All the hedge funds and money managers went to the Santa Fed and asked for some help on the year-end rally. The concern over oil has been displaced by the thought of a dovish Fed allowing more time to hike interest rates. What that has to do with the real worries near term in the market is irrelevant this is all about the rates holding steady for the next 4-6 months… Wow, wasn’t that the guesstimate before the FOMC meeting? But, it’s different after the meeting than before the meeting… got it. There is no rationale for the move, it is a result of news (albeit known) that made money push back into the sectors and indexes it has exited from the last week. This is what we stated in the update last night… emotions are in play as uncertainty works in both directions… the last two days have been on the upside.
Markets gap open and money flows in on the Fed comments. Two days of help from the Fed and we are pushing the previous highs. Plenty of talk about the hedge fund buyers and the desire to get their numbers up going into year end. If there is any truth to that the upside is in play and the outlook is bright. But, this is the same market that was worried about the impact of the energy price destruction. That didn’t stop, today crude drop 4% into the close and below the $54 mark. There was a small after-hours bounce, but still no bright spot relative to oil prices. The traders are in control for now and this could very well run higher into the year end tally. All the major indexes close with gains of better than 2% on the trading day and the upside is in play on the pivot point move off the Tuesday low.
The ten-year bond bumped to 2.2% and up 16 basis points the last two days as investors decide they like stocks and are buying. The movement to bonds has been an indication that investors are looking for safety or a hedge to their portfolios Does this mean the move is over and all is well with owning stocks? Time will tell, but if the selling in the 20+ year bond ETFS, TMF or TLT are any indication, the downside may be visited short term. Yield on the thirty-year bond moved to 2.81%, but still long way to go back to 3%.
The NASDAQ closed up 96 points on Wednesday, and follows that Thursday with a 102 point gain and back to the 4746 mark. Remember the closing high was 4791 November 28th . Gap open made any entries difficult, but for those who bought at open were still up another 0.7% from that point. I didn’t take the trade on the gap open and still watching for now for the break through the previous highs to validate sustainability short term.

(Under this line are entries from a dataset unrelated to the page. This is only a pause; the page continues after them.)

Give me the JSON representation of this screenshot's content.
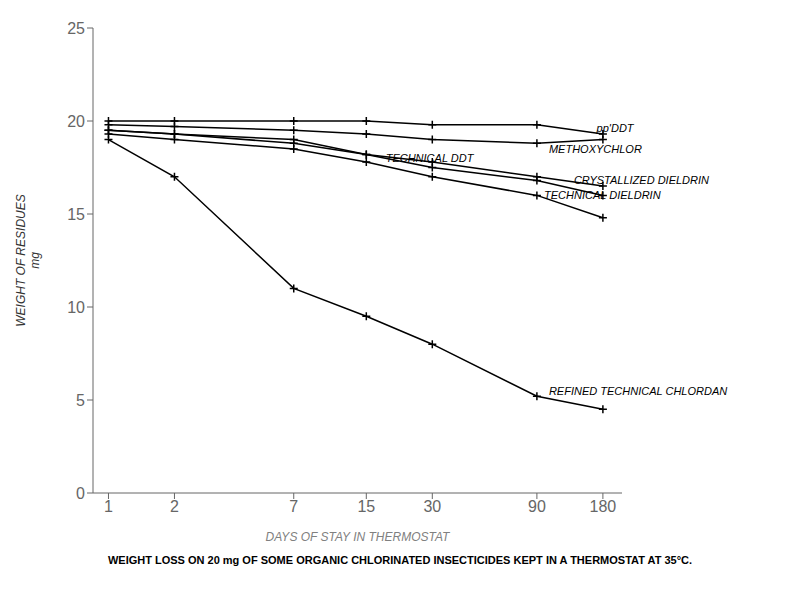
{
  "chart_data": {
    "type": "line",
    "title": "WEIGHT LOSS ON 20 mg OF SOME ORGANIC CHLORINATED INSECTICIDES KEPT IN A THERMOSTAT AT 35°C.",
    "x_label": "DAYS OF STAY IN THERMOSTAT",
    "y_label": "WEIGHT OF RESIDUES\nmg",
    "log": "x",
    "grid": false,
    "marker": "plus",
    "line_style": "solid",
    "x": [
      1,
      2,
      7,
      15,
      30,
      90,
      180
    ],
    "xlim": [
      0.85,
      220
    ],
    "xticks": [
      1,
      2,
      7,
      15,
      30,
      90,
      180
    ],
    "ylim": [
      0,
      25
    ],
    "yticks": [
      0,
      5,
      10,
      15,
      20,
      25
    ],
    "series": [
      {
        "name": "pp'DDT",
        "color": "#000000",
        "values": [
          20.0,
          20.0,
          20.0,
          20.0,
          19.8,
          19.8,
          19.3
        ],
        "label_x": 165,
        "label_y": 19.6
      },
      {
        "name": "METHOXYCHLOR",
        "color": "#000000",
        "values": [
          19.8,
          19.7,
          19.5,
          19.3,
          19.0,
          18.8,
          19.0
        ],
        "label_x": 100,
        "label_y": 18.5
      },
      {
        "name": "TECHNICAL DDT",
        "color": "#000000",
        "values": [
          19.5,
          19.3,
          19.0,
          18.2,
          17.8,
          17.0,
          16.5
        ],
        "label_x": 18,
        "label_y": 18.0
      },
      {
        "name": "CRYSTALLIZED DIELDRIN",
        "color": "#000000",
        "values": [
          19.5,
          19.3,
          18.8,
          18.2,
          17.5,
          16.8,
          16.0
        ],
        "label_x": 130,
        "label_y": 16.8
      },
      {
        "name": "TECHNICAL DIELDRIN",
        "color": "#000000",
        "values": [
          19.3,
          19.0,
          18.5,
          17.8,
          17.0,
          16.0,
          14.8
        ],
        "label_x": 95,
        "label_y": 16.0
      },
      {
        "name": "REFINED TECHNICAL CHLORDAN",
        "color": "#000000",
        "values": [
          19.0,
          17.0,
          11.0,
          9.5,
          8.0,
          5.2,
          4.5
        ],
        "label_x": 100,
        "label_y": 5.5
      }
    ]
  }
}
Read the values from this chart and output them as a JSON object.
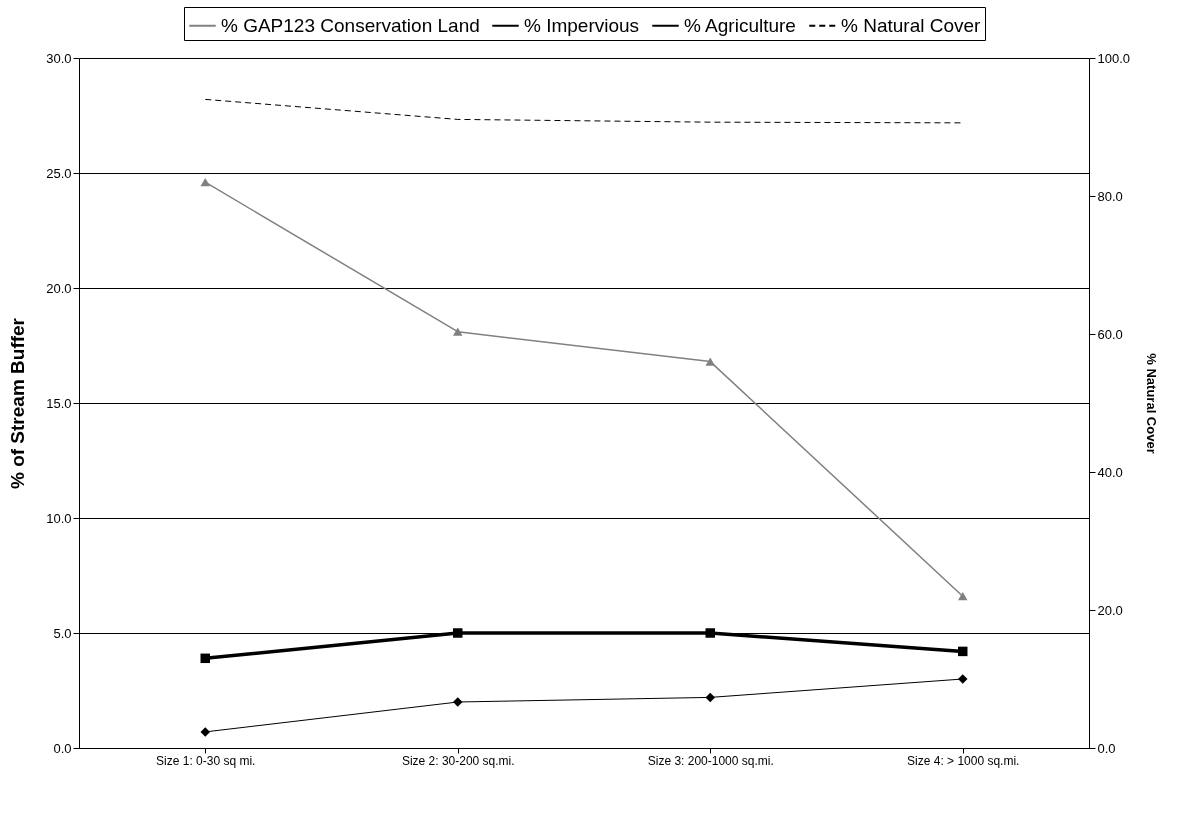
{
  "chart_data": {
    "type": "line",
    "ylabel": "% of Stream Buffer",
    "y2label": "% Natural Cover",
    "categories": [
      "Size 1: 0-30 sq mi.",
      "Size 2: 30-200 sq.mi.",
      "Size 3: 200-1000 sq.mi.",
      "Size 4: > 1000 sq.mi."
    ],
    "series": [
      {
        "name": "% GAP123 Conservation Land",
        "color": "#808080",
        "marker": "triangle",
        "line_style": "solid",
        "values": [
          24.6,
          18.1,
          16.8,
          6.6
        ]
      },
      {
        "name": "% Impervious",
        "color": "#000000",
        "marker": "diamond",
        "line_style": "solid",
        "values": [
          0.7,
          2.0,
          2.2,
          3.0
        ]
      },
      {
        "name": "% Agriculture",
        "color": "#000000",
        "marker": "square",
        "line_style": "solid",
        "values": [
          3.9,
          5.0,
          5.0,
          4.2
        ]
      },
      {
        "name": "% Natural Cover",
        "color": "#000000",
        "marker": "none",
        "line_style": "dashed",
        "axis": "y2",
        "values": [
          94.0,
          91.1,
          90.7,
          90.6
        ]
      }
    ],
    "ylim": [
      0,
      30
    ],
    "yticks": [
      {
        "value": 0,
        "label": "0.0"
      },
      {
        "value": 5,
        "label": "5.0"
      },
      {
        "value": 10,
        "label": "10.0"
      },
      {
        "value": 15,
        "label": "15.0"
      },
      {
        "value": 20,
        "label": "20.0"
      },
      {
        "value": 25,
        "label": "25.0"
      },
      {
        "value": 30,
        "label": "30.0"
      }
    ],
    "y2lim": [
      0,
      100
    ],
    "y2ticks": [
      {
        "value": 0,
        "label": "0.0"
      },
      {
        "value": 20,
        "label": "20.0"
      },
      {
        "value": 40,
        "label": "40.0"
      },
      {
        "value": 60,
        "label": "60.0"
      },
      {
        "value": 80,
        "label": "80.0"
      },
      {
        "value": 100,
        "label": "100.0"
      }
    ],
    "grid": "y",
    "legend": "top"
  }
}
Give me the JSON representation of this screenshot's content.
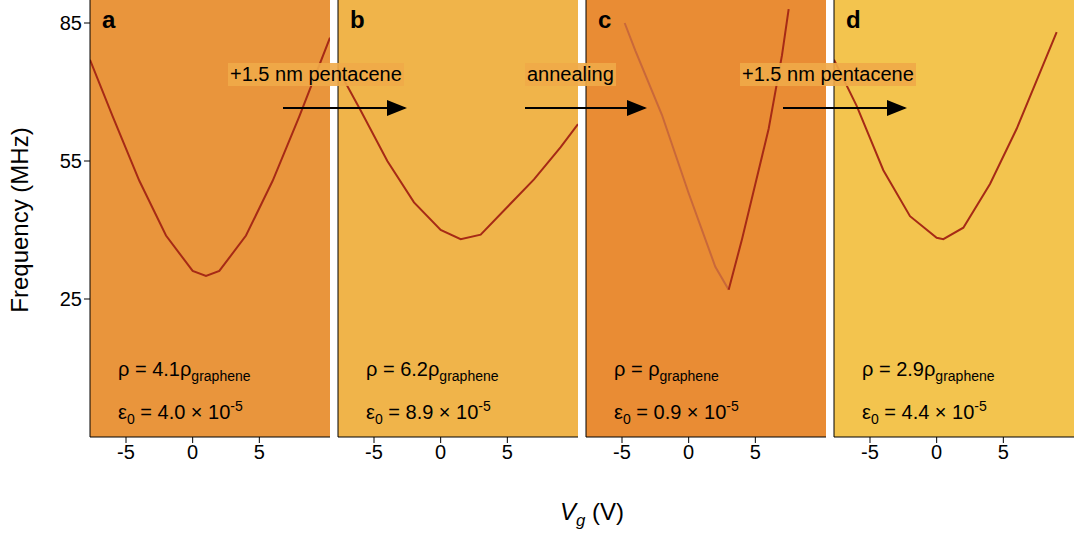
{
  "axis_titles": {
    "y": "Frequency (MHz)",
    "x": [
      {
        "t": "V"
      },
      {
        "sub": "g"
      },
      {
        "t": " (V)"
      }
    ]
  },
  "arrows": [
    {
      "label": "+1.5 nm pentacene"
    },
    {
      "label": "annealing"
    },
    {
      "label": "+1.5 nm pentacene"
    }
  ],
  "chart_data": [
    {
      "type": "line",
      "title": "a",
      "background": "#e9953c",
      "x": [
        -7.7,
        -6,
        -4,
        -2,
        0,
        1,
        2,
        4,
        6,
        8,
        10.3
      ],
      "series": [
        {
          "color": "#a62a16",
          "values": [
            77,
            64.7,
            50.7,
            38.8,
            31.1,
            30,
            31.1,
            38.8,
            50.7,
            64.7,
            81.8
          ]
        }
      ],
      "xlim": [
        -7.7,
        10.3
      ],
      "ylim": [
        -5,
        90
      ],
      "xticks": [
        -5,
        0,
        5
      ],
      "yticks": [
        25,
        55,
        85
      ],
      "tick_labels": true,
      "annotations": [
        [
          {
            "t": "ρ = 4.1ρ"
          },
          {
            "sub": "graphene"
          }
        ],
        [
          {
            "t": "ε"
          },
          {
            "sub": "0"
          },
          {
            "t": " = 4.0 × 10"
          },
          {
            "sup": "-5"
          }
        ]
      ]
    },
    {
      "type": "line",
      "title": "b",
      "background": "#f0b44a",
      "x": [
        -7.7,
        -6,
        -4,
        -2,
        0,
        1.5,
        3,
        5,
        7,
        9,
        10.3
      ],
      "series": [
        {
          "color": "#a62a16",
          "values": [
            75,
            66,
            55,
            46,
            40,
            38,
            39,
            45,
            51,
            58,
            63
          ]
        }
      ],
      "xlim": [
        -7.7,
        10.3
      ],
      "ylim": [
        -5,
        90
      ],
      "xticks": [
        -5,
        0,
        5
      ],
      "yticks": [
        25,
        55,
        85
      ],
      "tick_labels": "x",
      "annotations": [
        [
          {
            "t": "ρ = 6.2ρ"
          },
          {
            "sub": "graphene"
          }
        ],
        [
          {
            "t": "ε"
          },
          {
            "sub": "0"
          },
          {
            "t": " = 8.9 × 10"
          },
          {
            "sup": "-5"
          }
        ]
      ]
    },
    {
      "type": "line",
      "title": "c",
      "background": "#e98c34",
      "x": [
        -4.8,
        -4,
        -2,
        0,
        2,
        3,
        4,
        5,
        6,
        7,
        7.5
      ],
      "series": [
        {
          "color": "#c9683a",
          "values": [
            85,
            79,
            65,
            48,
            32,
            27,
            null,
            null,
            null,
            null,
            null
          ]
        },
        {
          "color": "#a62a16",
          "values": [
            null,
            null,
            null,
            null,
            null,
            27,
            38,
            50,
            62,
            78,
            88
          ]
        }
      ],
      "xlim": [
        -7.7,
        10.3
      ],
      "ylim": [
        -5,
        90
      ],
      "xticks": [
        -5,
        0,
        5
      ],
      "yticks": [
        25,
        55,
        85
      ],
      "tick_labels": "x",
      "annotations": [
        [
          {
            "t": "ρ = ρ"
          },
          {
            "sub": "graphene"
          }
        ],
        [
          {
            "t": "ε"
          },
          {
            "sub": "0"
          },
          {
            "t": " = 0.9 × 10"
          },
          {
            "sup": "-5"
          }
        ]
      ]
    },
    {
      "type": "line",
      "title": "d",
      "background": "#f3c44e",
      "x": [
        -7.7,
        -6,
        -4,
        -2,
        0,
        0.5,
        2,
        4,
        6,
        8,
        9
      ],
      "series": [
        {
          "color": "#a62a16",
          "values": [
            77,
            67,
            53,
            43,
            38.3,
            38,
            40.5,
            50,
            62,
            76,
            83
          ]
        }
      ],
      "xlim": [
        -7.7,
        10.3
      ],
      "ylim": [
        -5,
        90
      ],
      "xticks": [
        -5,
        0,
        5
      ],
      "yticks": [
        25,
        55,
        85
      ],
      "tick_labels": "x",
      "annotations": [
        [
          {
            "t": "ρ = 2.9ρ"
          },
          {
            "sub": "graphene"
          }
        ],
        [
          {
            "t": "ε"
          },
          {
            "sub": "0"
          },
          {
            "t": " = 4.4 × 10"
          },
          {
            "sup": "-5"
          }
        ]
      ]
    }
  ]
}
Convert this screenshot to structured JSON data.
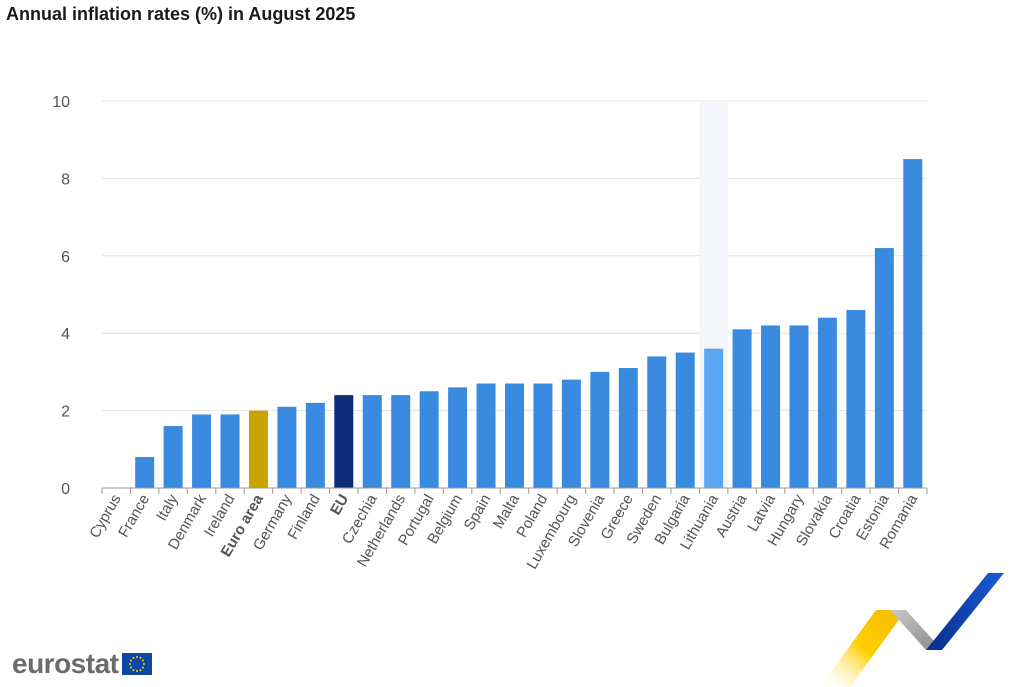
{
  "title": "Annual inflation rates (%) in August 2025",
  "logo_text": "eurostat",
  "chart_data": {
    "type": "bar",
    "title": "Annual inflation rates (%) in August 2025",
    "xlabel": "",
    "ylabel": "",
    "ylim": [
      0,
      10
    ],
    "yticks": [
      0,
      2,
      4,
      6,
      8,
      10
    ],
    "grid": true,
    "categories": [
      "Cyprus",
      "France",
      "Italy",
      "Denmark",
      "Ireland",
      "Euro area",
      "Germany",
      "Finland",
      "EU",
      "Czechia",
      "Netherlands",
      "Portugal",
      "Belgium",
      "Spain",
      "Malta",
      "Poland",
      "Luxembourg",
      "Slovenia",
      "Greece",
      "Sweden",
      "Bulgaria",
      "Lithuania",
      "Austria",
      "Latvia",
      "Hungary",
      "Slovakia",
      "Croatia",
      "Estonia",
      "Romania"
    ],
    "values": [
      0.0,
      0.8,
      1.6,
      1.9,
      1.9,
      2.0,
      2.1,
      2.2,
      2.4,
      2.4,
      2.4,
      2.5,
      2.6,
      2.7,
      2.7,
      2.7,
      2.8,
      3.0,
      3.1,
      3.4,
      3.5,
      3.6,
      4.1,
      4.2,
      4.2,
      4.4,
      4.6,
      6.2,
      8.5
    ],
    "bold_categories": [
      "Euro area",
      "EU"
    ],
    "highlighted_category": "Lithuania",
    "colors": {
      "default": "#3a8be0",
      "Euro area": "#c9a300",
      "EU": "#0e2d78",
      "Lithuania": "#5aa6f0",
      "highlight_band": "#f4f6fc",
      "grid": "#e3e3e3",
      "axis": "#999999"
    }
  }
}
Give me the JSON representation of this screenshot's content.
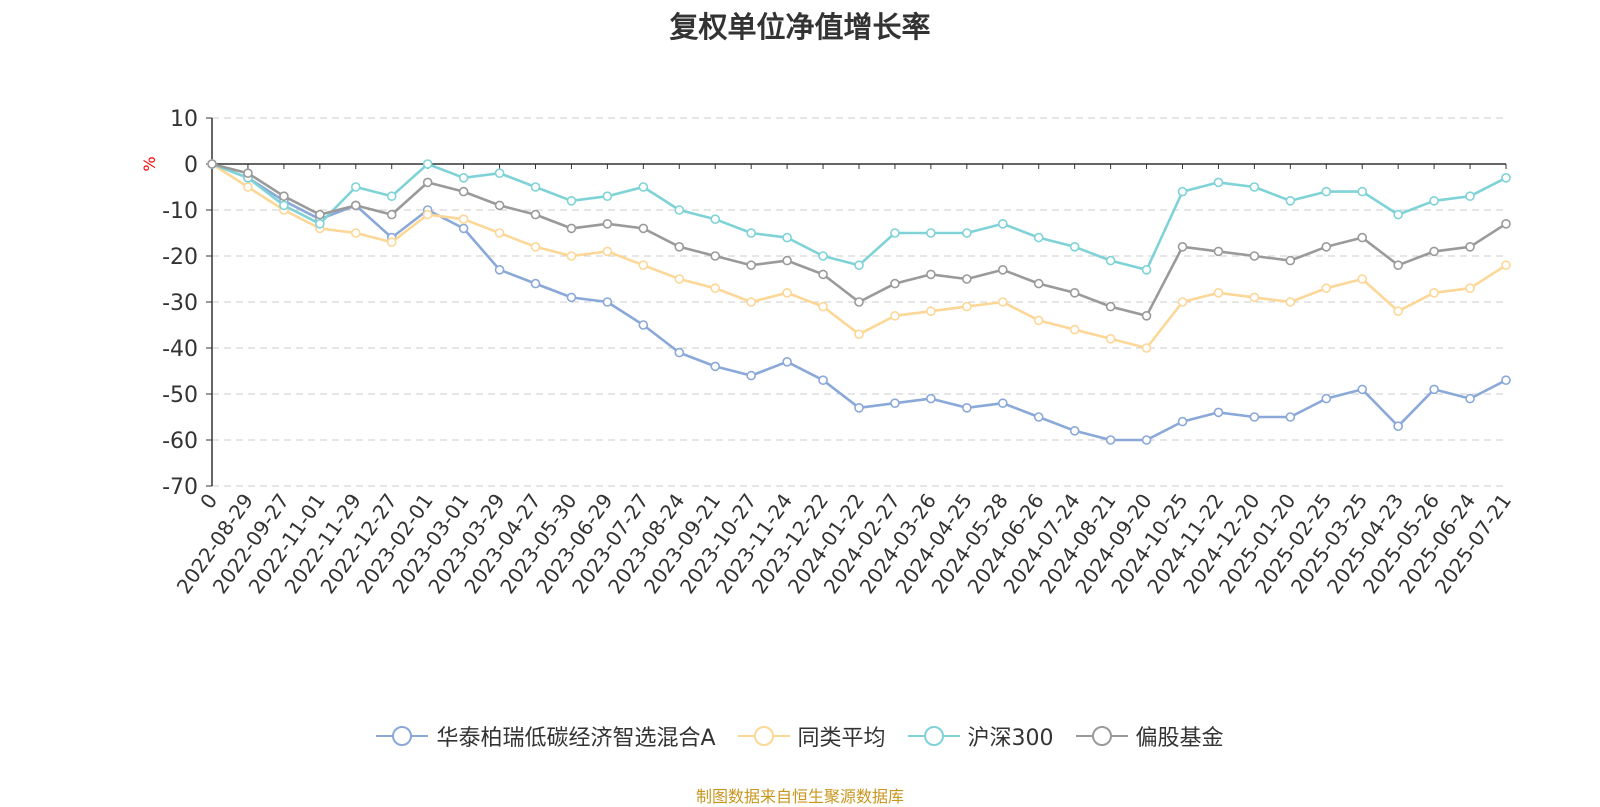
{
  "chart_data": {
    "type": "line",
    "title": "复权单位净值增长率",
    "ylabel": "%",
    "ylim": [
      -70,
      10
    ],
    "yticks": [
      "10",
      "0",
      "-10",
      "-20",
      "-30",
      "-40",
      "-50",
      "-60",
      "-70"
    ],
    "grid": true,
    "legend_position": "bottom",
    "categories": [
      "0",
      "2022-08-29",
      "2022-09-27",
      "2022-11-01",
      "2022-11-29",
      "2022-12-27",
      "2023-02-01",
      "2023-03-01",
      "2023-03-29",
      "2023-04-27",
      "2023-05-30",
      "2023-06-29",
      "2023-07-27",
      "2023-08-24",
      "2023-09-21",
      "2023-10-27",
      "2023-11-24",
      "2023-12-22",
      "2024-01-22",
      "2024-02-27",
      "2024-03-26",
      "2024-04-25",
      "2024-05-28",
      "2024-06-26",
      "2024-07-24",
      "2024-08-21",
      "2024-09-20",
      "2024-10-25",
      "2024-11-22",
      "2024-12-20",
      "2025-01-20",
      "2025-02-25",
      "2025-03-25",
      "2025-04-23",
      "2025-05-26",
      "2025-06-24",
      "2025-07-21"
    ],
    "series": [
      {
        "name": "华泰柏瑞低碳经济智选混合A",
        "color": "#8aa8d8",
        "values": [
          0,
          -3,
          -8,
          -12,
          -9,
          -16,
          -10,
          -14,
          -23,
          -26,
          -29,
          -30,
          -35,
          -41,
          -44,
          -46,
          -43,
          -47,
          -53,
          -52,
          -51,
          -53,
          -52,
          -55,
          -58,
          -60,
          -60,
          -56,
          -54,
          -55,
          -55,
          -51,
          -49,
          -57,
          -49,
          -51,
          -47
        ]
      },
      {
        "name": "同类平均",
        "color": "#fcd797",
        "values": [
          0,
          -5,
          -10,
          -14,
          -15,
          -17,
          -11,
          -12,
          -15,
          -18,
          -20,
          -19,
          -22,
          -25,
          -27,
          -30,
          -28,
          -31,
          -37,
          -33,
          -32,
          -31,
          -30,
          -34,
          -36,
          -38,
          -40,
          -30,
          -28,
          -29,
          -30,
          -27,
          -25,
          -32,
          -28,
          -27,
          -22
        ]
      },
      {
        "name": "沪深300",
        "color": "#7fd3d7",
        "values": [
          0,
          -3,
          -9,
          -13,
          -5,
          -7,
          0,
          -3,
          -2,
          -5,
          -8,
          -7,
          -5,
          -10,
          -12,
          -15,
          -16,
          -20,
          -22,
          -15,
          -15,
          -15,
          -13,
          -16,
          -18,
          -21,
          -23,
          -6,
          -4,
          -5,
          -8,
          -6,
          -6,
          -11,
          -8,
          -7,
          -3
        ]
      },
      {
        "name": "偏股基金",
        "color": "#9a9a9a",
        "values": [
          0,
          -2,
          -7,
          -11,
          -9,
          -11,
          -4,
          -6,
          -9,
          -11,
          -14,
          -13,
          -14,
          -18,
          -20,
          -22,
          -21,
          -24,
          -30,
          -26,
          -24,
          -25,
          -23,
          -26,
          -28,
          -31,
          -33,
          -18,
          -19,
          -20,
          -21,
          -18,
          -16,
          -22,
          -19,
          -18,
          -13
        ]
      }
    ]
  },
  "footer": {
    "source": "制图数据来自恒生聚源数据库"
  }
}
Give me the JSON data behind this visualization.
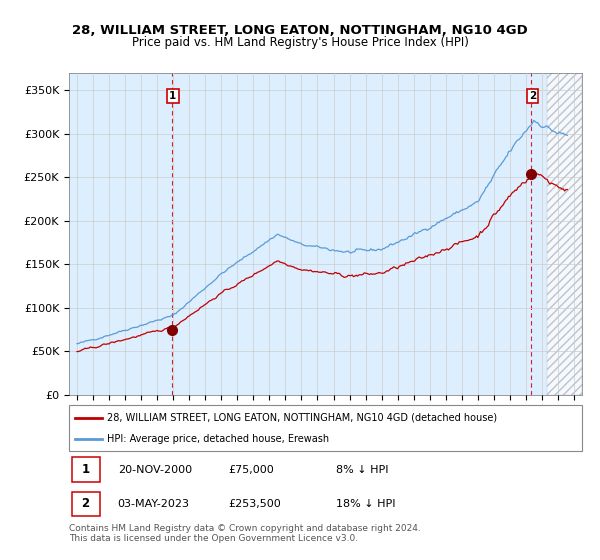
{
  "title": "28, WILLIAM STREET, LONG EATON, NOTTINGHAM, NG10 4GD",
  "subtitle": "Price paid vs. HM Land Registry's House Price Index (HPI)",
  "ylabel_ticks": [
    "£0",
    "£50K",
    "£100K",
    "£150K",
    "£200K",
    "£250K",
    "£300K",
    "£350K"
  ],
  "ytick_values": [
    0,
    50000,
    100000,
    150000,
    200000,
    250000,
    300000,
    350000
  ],
  "ylim": [
    0,
    370000
  ],
  "xlim_start": 1994.5,
  "xlim_end": 2026.5,
  "sale1_x": 2000.9,
  "sale1_y": 75000,
  "sale2_x": 2023.33,
  "sale2_y": 253500,
  "legend_line1": "28, WILLIAM STREET, LONG EATON, NOTTINGHAM, NG10 4GD (detached house)",
  "legend_line2": "HPI: Average price, detached house, Erewash",
  "table_row1": [
    "1",
    "20-NOV-2000",
    "£75,000",
    "8% ↓ HPI"
  ],
  "table_row2": [
    "2",
    "03-MAY-2023",
    "£253,500",
    "18% ↓ HPI"
  ],
  "footer": "Contains HM Land Registry data © Crown copyright and database right 2024.\nThis data is licensed under the Open Government Licence v3.0.",
  "hpi_color": "#5b9bd5",
  "price_color": "#c00000",
  "bg_fill_color": "#ddeeff",
  "sale_marker_color": "#800000",
  "vline_color": "#cc0000",
  "background_color": "#ffffff",
  "grid_color": "#cccccc"
}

The S&P 500 index closed at 2061 gaining 47 point on the day. This follow through from the pivot was great as everyone now likes stocks. The Fed magic at work again. Is it sustainable? Based on this activity you would have to say yes. Based on the reality profit taking looks good on short term positions. Pivot point reversal confirmation today puts the index in play on the upside. Gap open made entry difficult for our view and we are watching to see how it unfolds. Break to new high could offer more opportunities going forward.
As we discussed in the webinar on Tuesday night if the rotation to the downside were to reverse it would need an event, catalyst or news to stem the downside acceleration, and the FOMC was part of the reason, oil holding near $55 was part of the reason and Russia becoming proactive towards the ruble was part of the reason… The next question is sustainable or temporary? For now I am going with temporary backed by some hope that the upside move will improve the longer term view for investors, but hope is not a trading strategy, thus I am going with temporary and that leads me to short term windows versus longer term horizons. Shift in trading strategy currently to account for the volatility and uncertainty that is becoming sustainable short term (0-13 week outlook).
The Russell 2000 index was up 4.8% the last two days leading the indexes higher and setting the bar for other to follow. We have discussed the move in this index the last few days showing signs of wanting to bounce and it did just that Wednesday and followed through on Thursday. Because there was nothing more than a hunch on my part we couldn’t trade it, but it did follow through and is now at 1191 above the 1190 resistance. There is a trade on the confirm break above the 1190 level today.
The Volatility index jumped to a high of 25.2 Tuesday and reversed to 16.8 on Thursday. The swings are getting bigger and Wednesday was a news driven move that could take the immediate uncertainty out of the market. Thursday was a nice follow through to take the emotions out of the trading. The move in SVXY has been positive with the reversal, but it is struggling to gain any respect from investors as a legitimate trading opportunity, but the S&P 500 index is moving higher.
Bottom line… uncertainty reins! Plain and simple we can all put forward rationale for the activity up and down the last three weeks, but they all come back to the lack of visibility going forward. The worries are big enough to stall action in both directions and allows the control to shift to the traders. This creates volatility day to day based on the mood swings. The best course of action is watch, manage your risk relative to the time horizon and keep your stops at the level of risk you are willing to accept. One day at at time.